As a preface to any review of the Sigrid Harald series, I think it only right to include the author's note from the final book "Fugitive Colors".
"Lieutenant Sigrid Harald, NYPD first appeared in... "One Coffee With" in 1981. "Fugitive Colors" is her eighth adventure, with each book set in what was - and is - the current "now."
"One Coffee With" began on a blue-sky sunny April day. Spring gave way to summer, then autumn in New York, followed by Christmas and one of the worst Februarys in the city's memory (in Sigrid's memory, too, unfortunately)
For the author, fourteen years have passed. For Sigrid Harald herself, no matter how much internal evidence alert readers may cite to the contrary, it has been only one short tumultuous year.
And now it is spring again. . . "
As mentioned, this jewel of a character study spans the course of eight full length novels plus two short stories, one, "Lieutenant Harald And the `Treasure Island' Treasure" was originally published in Alfred Hitchcock's Mystery Magazine, and the other, "Lieutenant Harald And The Impossible Gun" first appeared in Marilyn Wallace's fourth anthology. Both can be found in Margaret Maron's short story anthology "Shoveling Smoke".
As other reviewers have noted, these stories must be read in the correct order to fully understand the amazing transformation Sigrid goes through in the span of a short year, both internally and externally. And yet, all of the books can stand alone as well-plotted mysteries. This is the mark of Maron's true genius.
"Baby Doll Games" (1988) - On Halloween at a matinee ballet performance, a shadowy figure kills a dancer in a little Greenwich Village theatre before an audience of horrified children. Sigrid is outraged. Her instincts tell her it was a crime of passion, but she has no evidence. She does, however, have a source of inside information. Her roommate, Roman Tramegra, had been acting as scenarist for the company's production of a new ballet `Ghosties and Ghouls'. This has enabled him to observe the interactions of the troop for several months. Will this be enough to enable Sigrid to figure out what has really been going on that was worth killing to cover up?

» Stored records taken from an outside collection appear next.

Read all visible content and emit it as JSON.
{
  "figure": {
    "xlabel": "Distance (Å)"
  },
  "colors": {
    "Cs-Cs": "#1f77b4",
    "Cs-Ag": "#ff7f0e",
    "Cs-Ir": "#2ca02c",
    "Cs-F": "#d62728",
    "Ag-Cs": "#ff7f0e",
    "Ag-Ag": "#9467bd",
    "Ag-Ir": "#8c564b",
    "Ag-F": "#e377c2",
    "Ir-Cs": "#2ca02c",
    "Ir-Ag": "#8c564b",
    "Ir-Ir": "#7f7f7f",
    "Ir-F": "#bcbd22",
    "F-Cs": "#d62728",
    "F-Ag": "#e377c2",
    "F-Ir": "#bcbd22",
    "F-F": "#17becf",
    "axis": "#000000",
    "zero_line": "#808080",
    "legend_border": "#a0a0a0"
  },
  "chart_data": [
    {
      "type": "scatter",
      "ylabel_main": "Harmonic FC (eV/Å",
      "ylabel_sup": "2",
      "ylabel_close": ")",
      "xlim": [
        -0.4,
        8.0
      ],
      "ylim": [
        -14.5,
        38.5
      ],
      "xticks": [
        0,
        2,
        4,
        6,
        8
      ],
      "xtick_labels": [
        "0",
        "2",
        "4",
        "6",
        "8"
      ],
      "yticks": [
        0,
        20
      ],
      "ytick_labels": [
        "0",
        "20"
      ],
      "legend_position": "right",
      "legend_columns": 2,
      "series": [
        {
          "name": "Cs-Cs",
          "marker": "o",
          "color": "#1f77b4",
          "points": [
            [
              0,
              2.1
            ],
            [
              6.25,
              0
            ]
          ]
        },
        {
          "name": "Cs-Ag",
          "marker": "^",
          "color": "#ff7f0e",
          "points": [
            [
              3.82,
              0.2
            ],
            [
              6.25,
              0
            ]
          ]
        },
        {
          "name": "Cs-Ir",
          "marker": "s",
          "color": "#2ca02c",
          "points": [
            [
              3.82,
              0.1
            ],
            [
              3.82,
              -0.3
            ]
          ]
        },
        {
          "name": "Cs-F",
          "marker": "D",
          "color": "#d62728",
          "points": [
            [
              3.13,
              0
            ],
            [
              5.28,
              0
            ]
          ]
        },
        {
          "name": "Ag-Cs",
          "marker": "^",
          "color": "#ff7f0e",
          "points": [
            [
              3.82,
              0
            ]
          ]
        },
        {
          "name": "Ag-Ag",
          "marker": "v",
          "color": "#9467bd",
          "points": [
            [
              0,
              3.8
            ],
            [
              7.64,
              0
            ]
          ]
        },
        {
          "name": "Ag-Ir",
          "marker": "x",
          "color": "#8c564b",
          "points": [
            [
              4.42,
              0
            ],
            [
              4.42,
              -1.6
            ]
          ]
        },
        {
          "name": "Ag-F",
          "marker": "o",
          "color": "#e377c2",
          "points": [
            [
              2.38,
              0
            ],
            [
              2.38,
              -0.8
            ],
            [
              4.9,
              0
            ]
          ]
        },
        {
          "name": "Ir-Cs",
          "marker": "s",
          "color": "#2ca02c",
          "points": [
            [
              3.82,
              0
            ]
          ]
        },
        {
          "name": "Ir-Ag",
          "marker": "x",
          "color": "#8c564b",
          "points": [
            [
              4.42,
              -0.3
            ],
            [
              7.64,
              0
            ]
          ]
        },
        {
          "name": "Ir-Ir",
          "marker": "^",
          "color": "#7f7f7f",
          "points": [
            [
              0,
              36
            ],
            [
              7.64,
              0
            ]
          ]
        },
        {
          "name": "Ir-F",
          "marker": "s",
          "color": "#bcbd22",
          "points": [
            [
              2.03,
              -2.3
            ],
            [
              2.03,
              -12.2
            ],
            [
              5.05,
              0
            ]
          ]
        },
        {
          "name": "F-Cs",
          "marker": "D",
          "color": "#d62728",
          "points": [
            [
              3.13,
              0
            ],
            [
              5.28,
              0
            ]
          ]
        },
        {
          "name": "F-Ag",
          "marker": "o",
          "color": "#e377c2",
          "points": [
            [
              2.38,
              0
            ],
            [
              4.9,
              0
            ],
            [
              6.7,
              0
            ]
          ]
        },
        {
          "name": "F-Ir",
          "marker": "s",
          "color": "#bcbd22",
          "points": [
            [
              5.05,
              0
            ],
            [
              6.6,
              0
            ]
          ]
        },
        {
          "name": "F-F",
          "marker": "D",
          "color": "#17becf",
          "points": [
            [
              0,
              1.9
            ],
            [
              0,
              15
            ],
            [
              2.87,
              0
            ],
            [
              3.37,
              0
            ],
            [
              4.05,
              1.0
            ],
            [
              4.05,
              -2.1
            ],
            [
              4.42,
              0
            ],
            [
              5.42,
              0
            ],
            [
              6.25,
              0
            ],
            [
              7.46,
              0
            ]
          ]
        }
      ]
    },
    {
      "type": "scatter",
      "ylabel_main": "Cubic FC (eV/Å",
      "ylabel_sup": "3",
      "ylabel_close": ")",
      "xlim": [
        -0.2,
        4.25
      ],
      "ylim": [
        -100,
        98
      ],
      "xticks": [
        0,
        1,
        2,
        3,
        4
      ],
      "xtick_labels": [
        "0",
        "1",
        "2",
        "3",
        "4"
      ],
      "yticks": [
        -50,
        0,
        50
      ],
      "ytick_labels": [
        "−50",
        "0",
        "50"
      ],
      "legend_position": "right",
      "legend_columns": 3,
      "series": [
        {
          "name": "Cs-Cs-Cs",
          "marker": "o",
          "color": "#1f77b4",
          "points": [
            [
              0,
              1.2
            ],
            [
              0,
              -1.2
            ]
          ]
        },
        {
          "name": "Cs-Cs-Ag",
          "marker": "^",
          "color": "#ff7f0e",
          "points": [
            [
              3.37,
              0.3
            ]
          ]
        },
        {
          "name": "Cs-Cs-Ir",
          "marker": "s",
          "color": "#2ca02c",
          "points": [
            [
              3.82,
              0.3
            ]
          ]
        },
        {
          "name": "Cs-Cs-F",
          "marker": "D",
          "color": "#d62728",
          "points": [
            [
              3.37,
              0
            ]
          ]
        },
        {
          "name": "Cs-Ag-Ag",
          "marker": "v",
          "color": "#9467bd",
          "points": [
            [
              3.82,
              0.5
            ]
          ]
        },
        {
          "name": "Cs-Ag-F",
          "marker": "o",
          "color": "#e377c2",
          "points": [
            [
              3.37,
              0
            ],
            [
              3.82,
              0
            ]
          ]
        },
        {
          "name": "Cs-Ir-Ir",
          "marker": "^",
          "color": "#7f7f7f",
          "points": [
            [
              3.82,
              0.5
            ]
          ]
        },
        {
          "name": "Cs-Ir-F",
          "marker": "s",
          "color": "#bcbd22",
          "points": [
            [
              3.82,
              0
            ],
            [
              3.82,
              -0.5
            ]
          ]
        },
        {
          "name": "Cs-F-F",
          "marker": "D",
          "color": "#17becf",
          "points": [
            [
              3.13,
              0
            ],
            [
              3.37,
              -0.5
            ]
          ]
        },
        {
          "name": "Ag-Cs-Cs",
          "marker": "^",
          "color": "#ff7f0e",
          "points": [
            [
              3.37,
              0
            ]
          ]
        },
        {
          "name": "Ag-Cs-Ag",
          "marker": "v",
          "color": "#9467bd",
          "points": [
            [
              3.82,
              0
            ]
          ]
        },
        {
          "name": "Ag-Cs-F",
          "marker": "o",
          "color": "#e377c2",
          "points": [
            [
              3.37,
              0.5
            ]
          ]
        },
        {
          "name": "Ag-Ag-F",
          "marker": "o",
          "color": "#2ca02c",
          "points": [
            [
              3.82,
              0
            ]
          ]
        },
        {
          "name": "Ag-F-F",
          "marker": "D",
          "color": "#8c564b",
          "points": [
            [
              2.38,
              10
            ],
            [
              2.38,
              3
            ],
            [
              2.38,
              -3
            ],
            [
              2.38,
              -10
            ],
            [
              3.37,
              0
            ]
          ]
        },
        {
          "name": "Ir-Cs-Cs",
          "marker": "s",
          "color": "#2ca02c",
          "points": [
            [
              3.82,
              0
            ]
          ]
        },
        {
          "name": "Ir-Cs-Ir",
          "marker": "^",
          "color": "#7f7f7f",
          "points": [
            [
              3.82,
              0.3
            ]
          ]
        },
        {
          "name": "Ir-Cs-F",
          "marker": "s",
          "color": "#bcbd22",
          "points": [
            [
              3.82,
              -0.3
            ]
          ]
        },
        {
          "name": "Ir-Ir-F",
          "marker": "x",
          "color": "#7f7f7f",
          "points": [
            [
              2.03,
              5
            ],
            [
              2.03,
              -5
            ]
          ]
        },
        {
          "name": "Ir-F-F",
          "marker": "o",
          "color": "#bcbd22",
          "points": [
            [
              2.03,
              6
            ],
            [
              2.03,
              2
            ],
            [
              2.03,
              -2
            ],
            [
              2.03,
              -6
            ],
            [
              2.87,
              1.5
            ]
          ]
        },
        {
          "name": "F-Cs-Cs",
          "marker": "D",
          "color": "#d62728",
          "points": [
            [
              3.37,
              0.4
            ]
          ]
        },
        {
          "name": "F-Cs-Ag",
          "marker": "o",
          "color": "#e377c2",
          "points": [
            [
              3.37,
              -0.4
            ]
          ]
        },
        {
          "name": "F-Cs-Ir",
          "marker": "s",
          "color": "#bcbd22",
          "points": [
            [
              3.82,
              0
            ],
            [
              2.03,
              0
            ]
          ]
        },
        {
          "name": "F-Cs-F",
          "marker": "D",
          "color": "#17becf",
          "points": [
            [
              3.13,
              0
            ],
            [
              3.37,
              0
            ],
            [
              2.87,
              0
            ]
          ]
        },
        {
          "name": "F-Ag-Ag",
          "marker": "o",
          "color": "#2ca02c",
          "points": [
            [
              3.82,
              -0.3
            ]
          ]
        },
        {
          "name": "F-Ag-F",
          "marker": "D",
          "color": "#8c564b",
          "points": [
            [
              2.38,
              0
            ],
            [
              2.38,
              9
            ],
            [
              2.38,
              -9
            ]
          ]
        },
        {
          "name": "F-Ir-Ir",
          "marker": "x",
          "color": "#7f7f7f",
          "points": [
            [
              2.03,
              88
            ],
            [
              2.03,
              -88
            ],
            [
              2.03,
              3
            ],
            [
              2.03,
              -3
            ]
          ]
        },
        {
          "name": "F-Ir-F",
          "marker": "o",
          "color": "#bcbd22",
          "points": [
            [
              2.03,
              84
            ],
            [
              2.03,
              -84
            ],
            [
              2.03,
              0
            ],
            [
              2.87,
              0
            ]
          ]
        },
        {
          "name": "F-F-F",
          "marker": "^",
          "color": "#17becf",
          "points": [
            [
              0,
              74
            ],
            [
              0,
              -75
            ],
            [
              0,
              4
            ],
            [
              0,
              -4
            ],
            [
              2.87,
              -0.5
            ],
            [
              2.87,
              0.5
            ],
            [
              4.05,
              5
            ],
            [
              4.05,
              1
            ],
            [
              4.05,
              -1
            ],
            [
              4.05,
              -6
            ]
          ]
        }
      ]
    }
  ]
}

Sigrid continues to have her personal life push at the boundaries she would like to set for it. One of the witnesses in the audience turns out to be an old schoolmate of Sigrid's and has her own agenda when it comes to renewing the acquaintance. Another question is why has her boss, Captain McKinnon, specialized in Detective Second Grade Michael Cluett (who is pushing sixty if a day) from Brooklyn to help cover her department's temporary depletion of manpower. Detective Tildon is not expected to return to work before January. But why Cluett, who is so obviously just counting down the weeks until retirement? And Nauman is now ready to take their relationship to the next level. Is Sigrid?
This is another morally ambiguous murder mystery that Margaret Maron excels at; one is left with a profound sadness at the end of the book, knowing that a single decision could have kept things from becoming this dire.